Oui, c’est un commentaire assez général. Il me semble également qu’il est en retard sur son temps. Je suis cloud depuis le premier jour. Et je dirais que le cloud est un perturbateur pour les entreprises depuis plus d’une décennie.
Il suffit de regarder, par exemple, Amazon Web Services (AWS). AWS, qui ne représente qu’environ 17 % du chiffre d’affaires total d’Amazon, est le segment le plus rentable de l’entreprise.
Selon la société Spacelift, spécialisée dans l’Infrastructure as Code (IaC), 96 % des entreprises utilisent désormais le cloud public pour assurer au moins une partie de leur charge de travail. Parallèlement, le 2024 CDW Cloud Computing Research Report indique que 45 % des entreprises ont déjà transféré au moins la moitié de leurs applications dans les cloud public. À l’avenir, 35 % d’entre elles ont déclaré qu’elles déplaceraient au moins la moitié de ces applications vers le cloud public dans les trois ans à venir.
La rupture est là. Il suffit de regarder Microsoft. Nombreux sont ceux qui pensent que l’entreprise tire l’essentiel de ses revenus de Windows et d’Office. Or, en 2024, 62 % de ses revenus proviendront des services de cloud. Windows ne représentait que 10 %. Cette répartition explique pourquoi Microsoft investit autant d’argent dans Linux.
Examinons les tendances de Gartner et voyons où cela nous mène.
1. L’insatisfaction à l’égard du cloud : Un défi croissant
Malgré une adoption généralisée, nombreux sont ceux qui ne sont pas satisfaits de leur cloud, en particulier de son coût. Gartner prévoit que d’ici 2028, un quart des entreprises seront très insatisfaites de leurs investissements dans le cloud, souvent en raison :
- D’attentes irréalistes
- D’une mise en œuvre sous-optimale
- D’une explosion des coûts
Selon le rapport 2024 State of Cloud Cost Intelligence Report de CloudZero, seules quatre organisations sur dix ont atteint le niveau de coûts qu’elles escomptaient. Cela signifie qu’environ 60 % des organisations trouvent que leurs coûts de cloud sont plus élevés que prévu, 49 % déclarant que les coûts sont « un peu plus élevés qu’ils ne devraient l’être » et 11 % déclarant que les coûts sont « beaucoup trop élevés ».
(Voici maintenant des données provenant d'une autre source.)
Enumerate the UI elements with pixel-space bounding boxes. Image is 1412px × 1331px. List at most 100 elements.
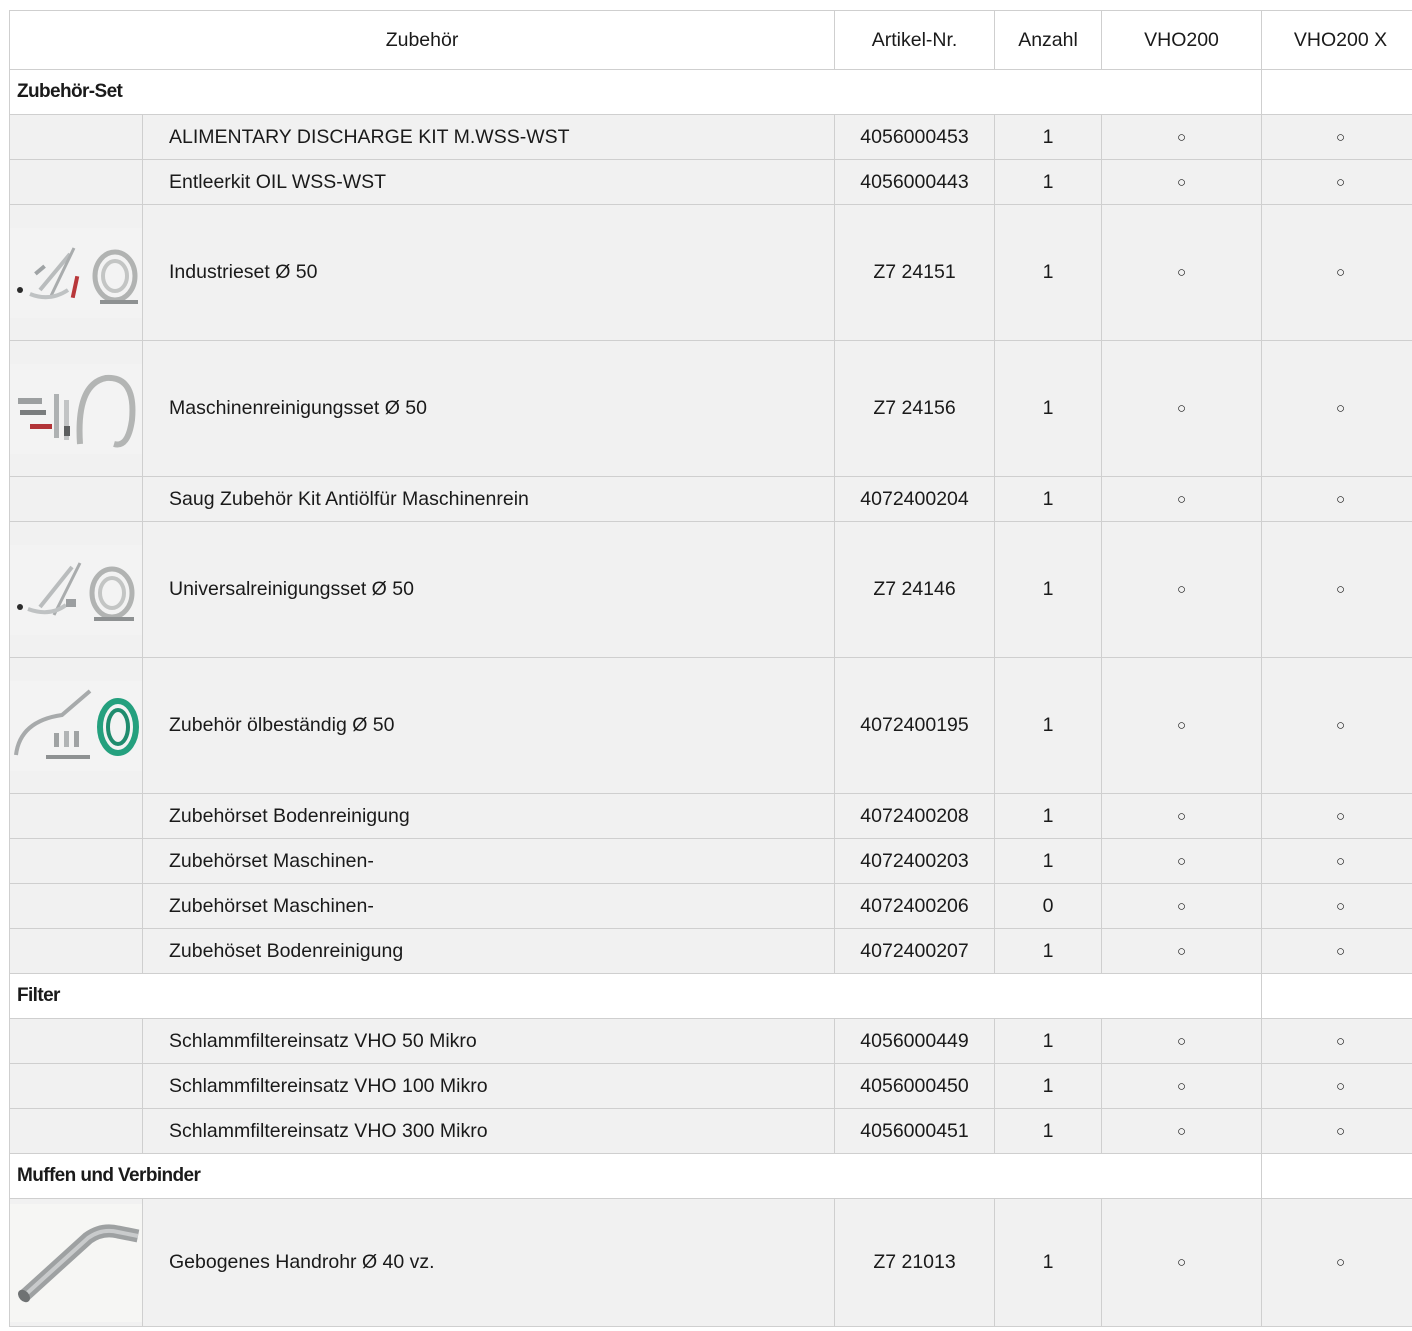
item-name: ALIMENTARY DISCHARGE KIT M.WSS-WST: [141, 114, 836, 160]
header-article-no: Artikel-Nr.: [834, 10, 996, 70]
item-quantity: 0: [994, 883, 1103, 929]
item-article-no: 4072400207: [834, 928, 996, 974]
oil-resistant-set-thumbnail: [10, 680, 142, 771]
section-title: Filter: [8, 973, 1263, 1019]
availability-vho200: ○: [1101, 521, 1263, 658]
table-row: Maschinenreinigungsset Ø 50 Z7 24156 1 ○…: [9, 340, 1412, 477]
table-row: Saug Zubehör Kit Antiölfür Maschinenrein…: [9, 476, 1412, 522]
item-article-no: 4072400195: [834, 657, 996, 794]
item-quantity: 1: [994, 928, 1103, 974]
item-name: Universalreinigungsset Ø 50: [141, 521, 836, 658]
availability-vho200: ○: [1101, 793, 1263, 839]
item-article-no: Z7 24151: [834, 204, 996, 341]
section-title: Muffen und Verbinder: [8, 1153, 1263, 1199]
table-row: Industrieset Ø 50 Z7 24151 1 ○ ○: [9, 204, 1412, 341]
availability-vho200: ○: [1101, 1198, 1263, 1327]
bent-hand-tube-thumbnail: [10, 1203, 142, 1322]
item-article-no: 4056000443: [834, 159, 996, 205]
item-quantity: 1: [994, 204, 1103, 341]
availability-vho200: ○: [1101, 657, 1263, 794]
item-name: Schlammfiltereinsatz VHO 300 Mikro: [141, 1108, 836, 1154]
section-row: Zubehör-Set: [8, 69, 1412, 115]
item-quantity: 1: [994, 1018, 1103, 1064]
item-quantity: 1: [994, 657, 1103, 794]
header-model-vho200x: VHO200 X: [1261, 10, 1412, 70]
availability-vho200x: ○: [1261, 883, 1412, 929]
item-quantity: 1: [994, 793, 1103, 839]
section-title: Zubehör-Set: [8, 69, 1263, 115]
availability-vho200x: ○: [1261, 838, 1412, 884]
item-quantity: 1: [994, 1063, 1103, 1109]
section-row: Filter: [8, 973, 1412, 1019]
item-name: Gebogenes Handrohr Ø 40 vz.: [141, 1198, 836, 1327]
table-row: Gebogenes Handrohr Ø 40 vz. Z7 21013 1 ○…: [9, 1198, 1412, 1327]
industrial-set-thumbnail: [10, 227, 142, 318]
item-quantity: 1: [994, 838, 1103, 884]
item-name: Entleerkit OIL WSS-WST: [141, 159, 836, 205]
availability-vho200: ○: [1101, 1063, 1263, 1109]
item-name: Zubehörset Maschinen-: [141, 838, 836, 884]
item-article-no: 4056000453: [834, 114, 996, 160]
item-article-no: 4072400208: [834, 793, 996, 839]
item-quantity: 1: [994, 159, 1103, 205]
table-row: Schlammfiltereinsatz VHO 300 Mikro 40560…: [9, 1108, 1412, 1154]
item-article-no: 4056000450: [834, 1063, 996, 1109]
item-article-no: Z7 24146: [834, 521, 996, 658]
item-quantity: 1: [994, 1198, 1103, 1327]
item-article-no: Z7 24156: [834, 340, 996, 477]
item-article-no: 4056000449: [834, 1018, 996, 1064]
item-name: Industrieset Ø 50: [141, 204, 836, 341]
availability-vho200: ○: [1101, 114, 1263, 160]
availability-vho200x: ○: [1261, 114, 1412, 160]
item-name: Schlammfiltereinsatz VHO 50 Mikro: [141, 1018, 836, 1064]
availability-vho200: ○: [1101, 883, 1263, 929]
availability-vho200x: ○: [1261, 521, 1412, 658]
availability-vho200x: ○: [1261, 159, 1412, 205]
item-article-no: 4056000451: [834, 1108, 996, 1154]
item-article-no: 4072400204: [834, 476, 996, 522]
availability-vho200: ○: [1101, 928, 1263, 974]
table-row: ALIMENTARY DISCHARGE KIT M.WSS-WST 40560…: [9, 114, 1412, 160]
table-row: Zubehörset Maschinen- 4072400203 1 ○ ○: [9, 838, 1412, 884]
section-row: Muffen und Verbinder: [8, 1153, 1412, 1199]
availability-vho200: ○: [1101, 1018, 1263, 1064]
availability-vho200: ○: [1101, 204, 1263, 341]
availability-vho200x: ○: [1261, 1018, 1412, 1064]
availability-vho200x: ○: [1261, 1198, 1412, 1327]
table-row: Universalreinigungsset Ø 50 Z7 24146 1 ○…: [9, 521, 1412, 658]
item-article-no: 4072400206: [834, 883, 996, 929]
item-name: Schlammfiltereinsatz VHO 100 Mikro: [141, 1063, 836, 1109]
header-row: Zubehör Artikel-Nr. Anzahl VHO200 VHO200…: [8, 10, 1412, 70]
availability-vho200x: ○: [1261, 204, 1412, 341]
availability-vho200: ○: [1101, 159, 1263, 205]
availability-vho200: ○: [1101, 340, 1263, 477]
table-row: Entleerkit OIL WSS-WST 4056000443 1 ○ ○: [9, 159, 1412, 205]
table-row: Zubehörset Maschinen- 4072400206 0 ○ ○: [9, 883, 1412, 929]
availability-vho200: ○: [1101, 838, 1263, 884]
item-name: Maschinenreinigungsset Ø 50: [141, 340, 836, 477]
item-quantity: 1: [994, 1108, 1103, 1154]
item-quantity: 1: [994, 476, 1103, 522]
item-name: Zubehöset Bodenreinigung: [141, 928, 836, 974]
availability-vho200x: ○: [1261, 476, 1412, 522]
availability-vho200: ○: [1101, 476, 1263, 522]
table-row: Zubehöset Bodenreinigung 4072400207 1 ○ …: [9, 928, 1412, 974]
item-name: Zubehörset Bodenreinigung: [141, 793, 836, 839]
header-model-vho200: VHO200: [1101, 10, 1263, 70]
table-row: Schlammfiltereinsatz VHO 50 Mikro 405600…: [9, 1018, 1412, 1064]
header-accessory: Zubehör: [8, 10, 836, 70]
universal-cleaning-set-thumbnail: [10, 544, 142, 635]
availability-vho200x: ○: [1261, 1108, 1412, 1154]
item-quantity: 1: [994, 114, 1103, 160]
item-name: Saug Zubehör Kit Antiölfür Maschinenrein: [141, 476, 836, 522]
availability-vho200x: ○: [1261, 340, 1412, 477]
machine-cleaning-set-thumbnail: [10, 363, 142, 454]
availability-vho200x: ○: [1261, 928, 1412, 974]
item-article-no: 4072400203: [834, 838, 996, 884]
table-row: Schlammfiltereinsatz VHO 100 Mikro 40560…: [9, 1063, 1412, 1109]
availability-vho200x: ○: [1261, 657, 1412, 794]
table-row: Zubehörset Bodenreinigung 4072400208 1 ○…: [9, 793, 1412, 839]
item-name: Zubehör ölbeständig Ø 50: [141, 657, 836, 794]
table-row: Zubehör ölbeständig Ø 50 4072400195 1 ○ …: [9, 657, 1412, 794]
accessories-table: Zubehör Artikel-Nr. Anzahl VHO200 VHO200…: [8, 10, 1412, 1327]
Il est révélateur que Harness, une société de fourniture de logiciels d’IA, ait constaté dans son rapport d’enquête annuel FinOps in Focus 2025 que les entreprises devraient dépenser 44,5 milliards de dollars pour le cloud en 2025. Par ailleurs, Gartner estime que l’industrie dépensera 723,4 milliards de dollars pour le cloud cette année. C’est évidemment beaucoup d’argent.
2. AI et ML : la nouvelle charge de travail du cloud
Devinez quoi ? Les entreprises vont bientôt dépenser beaucoup plus pour le cloud. Gartner et presque tous les autres le prédisent. En effet, Gartner prévoit que d’ici 2029, la moitié de toutes les ressources informatiques du cloud sera consacrée aux charges de travail d’IA. Contre moins de 10 % aujourd’hui.
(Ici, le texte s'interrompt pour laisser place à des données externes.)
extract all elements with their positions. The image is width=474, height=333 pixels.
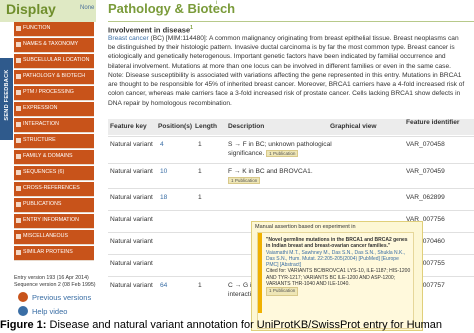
entry-version-info: Entry version 193 (16 Apr 2014) Sequence… (14, 275, 96, 288)
figure-caption: Figure 1: Disease and natural variant an… (0, 319, 474, 331)
bullet-icon (16, 202, 21, 207)
bullet-icon (16, 106, 21, 111)
sidebar-item-miscellaneous[interactable]: MISCELLANEOUS (14, 230, 94, 245)
section-help-icon[interactable]: i (216, 0, 217, 6)
popup-accent-bar (258, 233, 262, 313)
sidebar-item-structure[interactable]: STRUCTURE (14, 134, 94, 149)
caption-label: Figure 1: (0, 319, 47, 331)
sidebar-item-ptm-processing[interactable]: PTM / PROCESSING (14, 86, 94, 101)
help-video-link[interactable]: Help video (32, 307, 67, 316)
evidence-popup: Manual assertion based on experiment in … (251, 221, 423, 331)
bullet-icon (16, 42, 21, 47)
sidebar-item-cross-references[interactable]: CROSS-REFERENCES (14, 182, 94, 197)
sidebar-item-names-taxonomy[interactable]: NAMES & TAXONOMY (14, 38, 94, 53)
entry-version-text: Entry version 193 (16 Apr 2014) (14, 275, 89, 281)
position-link[interactable]: 64 (160, 282, 167, 289)
feature-id-cell: VAR_070459 (406, 168, 445, 175)
popup-heading: Manual assertion based on experiment in (255, 224, 356, 230)
feature-key-cell: Natural variant (110, 260, 153, 267)
sidebar-item-sequences[interactable]: SEQUENCES (6) (14, 166, 94, 181)
sequence-version-text: Sequence version 2 (08 Feb 1995) (14, 281, 96, 288)
popup-paper-title: "Novel germline mutations in the BRCA1 a… (266, 237, 408, 250)
feature-key-cell: Natural variant (110, 194, 153, 201)
description-cell: S → F in BC; unknown pathological (228, 141, 332, 148)
bullet-icon (16, 234, 21, 239)
col-positions: Position(s) (158, 123, 193, 130)
publication-badge[interactable]: 1 Publication (266, 150, 299, 157)
length-cell: 1 (198, 168, 202, 175)
length-cell: 1 (198, 194, 202, 201)
table-header: Feature key Position(s) Length Descripti… (108, 119, 474, 135)
disease-description: Breast cancer (BC) [MIM:114480]: A commo… (108, 34, 466, 71)
bullet-icon (16, 58, 21, 63)
sidebar-item-pathology-biotech[interactable]: PATHOLOGY & BIOTECH (14, 70, 94, 85)
description-cell: 1 Publication (228, 177, 261, 184)
popup-citation-box: "Novel germline mutations in the BRCA1 a… (257, 232, 414, 329)
bullet-icon (16, 154, 21, 159)
display-panel-header: Display None (0, 0, 96, 22)
col-feature-identifier: Feature identifier (406, 119, 460, 126)
col-description: Description (228, 123, 265, 130)
previous-versions-link[interactable]: Previous versions (32, 293, 91, 302)
sidebar-item-interaction[interactable]: INTERACTION (14, 118, 94, 133)
sidebar-item-family-domains[interactable]: FAMILY & DOMAINS (14, 150, 94, 165)
position-link[interactable]: 4 (160, 141, 164, 148)
table-row: Natural variant 4 1 S → F in BC; unknown… (108, 136, 474, 164)
bullet-icon (16, 122, 21, 127)
history-icon (18, 292, 28, 302)
bullet-icon (16, 74, 21, 79)
col-feature-key: Feature key (110, 123, 147, 130)
feedback-tab-label: SEND FEEDBACK (4, 69, 10, 121)
video-icon (18, 306, 28, 316)
position-link[interactable]: 18 (160, 194, 167, 201)
bullet-icon (16, 218, 21, 223)
sidebar-item-publications[interactable]: PUBLICATIONS (14, 198, 94, 213)
description-cell: significance. 1 Publication (228, 150, 299, 157)
bullet-icon (16, 90, 21, 95)
popup-body: "Novel germline mutations in the BRCA1 a… (266, 237, 412, 296)
section-divider (108, 21, 474, 22)
bullet-icon (16, 186, 21, 191)
popup-cited-for: Cited for: VARIANTS BC/BROVCA1 LYS-10, I… (266, 268, 411, 288)
feature-key-cell: Natural variant (110, 238, 153, 245)
sidebar-item-expression[interactable]: EXPRESSION (14, 102, 94, 117)
feedback-tab[interactable]: SEND FEEDBACK (0, 58, 13, 140)
sidebar-item-similar-proteins[interactable]: SIMILAR PROTEINS (14, 246, 94, 261)
disease-link[interactable]: Breast cancer (108, 35, 149, 42)
bullet-icon (16, 250, 21, 255)
top-bar: Display None Pathology & Biotech i (0, 0, 474, 24)
sidebar-item-function[interactable]: FUNCTION (14, 22, 94, 37)
feature-id-cell: VAR_070458 (406, 141, 445, 148)
position-link[interactable]: 10 (160, 168, 167, 175)
popup-publication: 1 Publication (266, 287, 412, 296)
sidebar-nav: FUNCTION NAMES & TAXONOMY SUBCELLULAR LO… (14, 22, 94, 262)
feature-key-cell: Natural variant (110, 282, 153, 289)
table-row: Natural variant 10 1 F → K in BC and BRO… (108, 163, 474, 189)
popup-authors[interactable]: Vaiamathi M.T., Sawhney M., Das S.N., Da… (266, 250, 412, 269)
disease-text: (BC) [MIM:114480]: A common malignancy o… (108, 35, 459, 70)
length-cell: 1 (198, 282, 202, 289)
display-none-link[interactable]: None (80, 5, 94, 11)
display-title: Display (6, 1, 56, 17)
sidebar-item-entry-information[interactable]: ENTRY INFORMATION (14, 214, 94, 229)
feature-key-cell: Natural variant (110, 168, 153, 175)
description-cell: F → K in BC and BROVCA1. (228, 168, 313, 175)
table-row: Natural variant 18 1 VAR_062899 (108, 188, 474, 211)
involvement-help-icon[interactable]: 1 (190, 25, 193, 31)
publication-badge[interactable]: 1 Publication (228, 177, 261, 184)
caption-text: Disease and natural variant annotation f… (46, 319, 443, 331)
bullet-icon (16, 170, 21, 175)
bullet-icon (16, 26, 21, 31)
feature-key-cell: Natural variant (110, 141, 153, 148)
publication-badge[interactable]: 1 Publication (266, 287, 299, 296)
col-length: Length (195, 123, 217, 130)
bullet-icon (16, 138, 21, 143)
feature-key-cell: Natural variant (110, 216, 153, 223)
feature-id-cell: VAR_062899 (406, 194, 445, 201)
sidebar-item-subcellular-location[interactable]: SUBCELLULAR LOCATION (14, 54, 94, 69)
length-cell: 1 (198, 141, 202, 148)
disease-note: Note: Disease susceptibility is associat… (108, 72, 465, 107)
col-graphical-view: Graphical view (330, 123, 377, 130)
D’un autre côté, IDC estime que d’ici 2025, 75 % des entreprises exploiteront des services en nuage axés sur l’IA, de sorte que Gartner sous-estime peut-être la rapidité avec laquelle les organisations passeront aux services d’IA dans le cloud.
Cependant, une autre question est de savoir si l’argent dépensé pour l’IA dans le cloud en vaudra la peine. J’ai des doutes.
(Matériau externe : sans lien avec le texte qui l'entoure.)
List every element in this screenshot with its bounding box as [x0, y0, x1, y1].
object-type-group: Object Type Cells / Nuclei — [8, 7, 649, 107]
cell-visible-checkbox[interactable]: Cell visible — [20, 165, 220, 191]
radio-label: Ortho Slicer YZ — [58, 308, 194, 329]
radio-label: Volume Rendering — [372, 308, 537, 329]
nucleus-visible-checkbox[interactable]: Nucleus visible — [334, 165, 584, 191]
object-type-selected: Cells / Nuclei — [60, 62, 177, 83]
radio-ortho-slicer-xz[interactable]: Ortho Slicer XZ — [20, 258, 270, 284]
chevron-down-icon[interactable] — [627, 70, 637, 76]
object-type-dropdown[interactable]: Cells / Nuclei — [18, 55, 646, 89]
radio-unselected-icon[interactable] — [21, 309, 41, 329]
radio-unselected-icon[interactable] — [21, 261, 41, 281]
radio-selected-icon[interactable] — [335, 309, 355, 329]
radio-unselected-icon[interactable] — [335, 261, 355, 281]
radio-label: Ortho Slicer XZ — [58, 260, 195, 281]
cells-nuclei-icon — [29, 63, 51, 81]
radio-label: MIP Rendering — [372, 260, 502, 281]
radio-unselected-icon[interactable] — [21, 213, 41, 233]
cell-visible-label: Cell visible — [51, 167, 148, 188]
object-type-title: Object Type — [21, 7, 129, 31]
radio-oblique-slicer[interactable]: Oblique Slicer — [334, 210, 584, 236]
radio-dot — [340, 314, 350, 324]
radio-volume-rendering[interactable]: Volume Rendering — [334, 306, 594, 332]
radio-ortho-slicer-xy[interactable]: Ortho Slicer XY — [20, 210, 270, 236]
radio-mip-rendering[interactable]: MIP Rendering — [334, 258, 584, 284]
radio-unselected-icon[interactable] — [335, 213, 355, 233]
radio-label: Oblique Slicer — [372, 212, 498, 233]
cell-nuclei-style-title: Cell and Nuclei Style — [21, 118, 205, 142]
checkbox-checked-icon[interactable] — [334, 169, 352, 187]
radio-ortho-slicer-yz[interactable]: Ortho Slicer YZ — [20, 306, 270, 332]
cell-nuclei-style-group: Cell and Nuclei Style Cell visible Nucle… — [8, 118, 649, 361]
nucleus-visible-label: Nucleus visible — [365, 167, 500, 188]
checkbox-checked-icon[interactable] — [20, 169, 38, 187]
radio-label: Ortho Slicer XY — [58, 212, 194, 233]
3. Stratégies multicloud et hybrides : La flexibilité plutôt que l’enfermement
L’époque où l’on s’en remettait à un seul fournisseur de cloud est en train de s’estomper. Gartner a constaté une forte augmentation de l’adoption du multicloud. Les entreprises combinent des ressources de cloud privé et public pour éviter le verrouillage des fournisseurs et optimiser les coûts, les performances et la résilience. D’ici à la fin de 2025, Gartner prévoit que plus de 85 % des entreprises utiliseront des stratégies hybrides ou multicloud.
En fait, nous y sommes déjà presque. La plupart des entreprises utilisent plus d’un cloud.
- Un cloud hybride, soit dit en passant, est un cloud dans lequel vous exécutez des charges de travail dans des environnements de cloud privé (sur site) et public, en utilisant généralement des outils d’orchestration tels que Kubernetes pour gérer et déployer des applications dans différentes infrastructures.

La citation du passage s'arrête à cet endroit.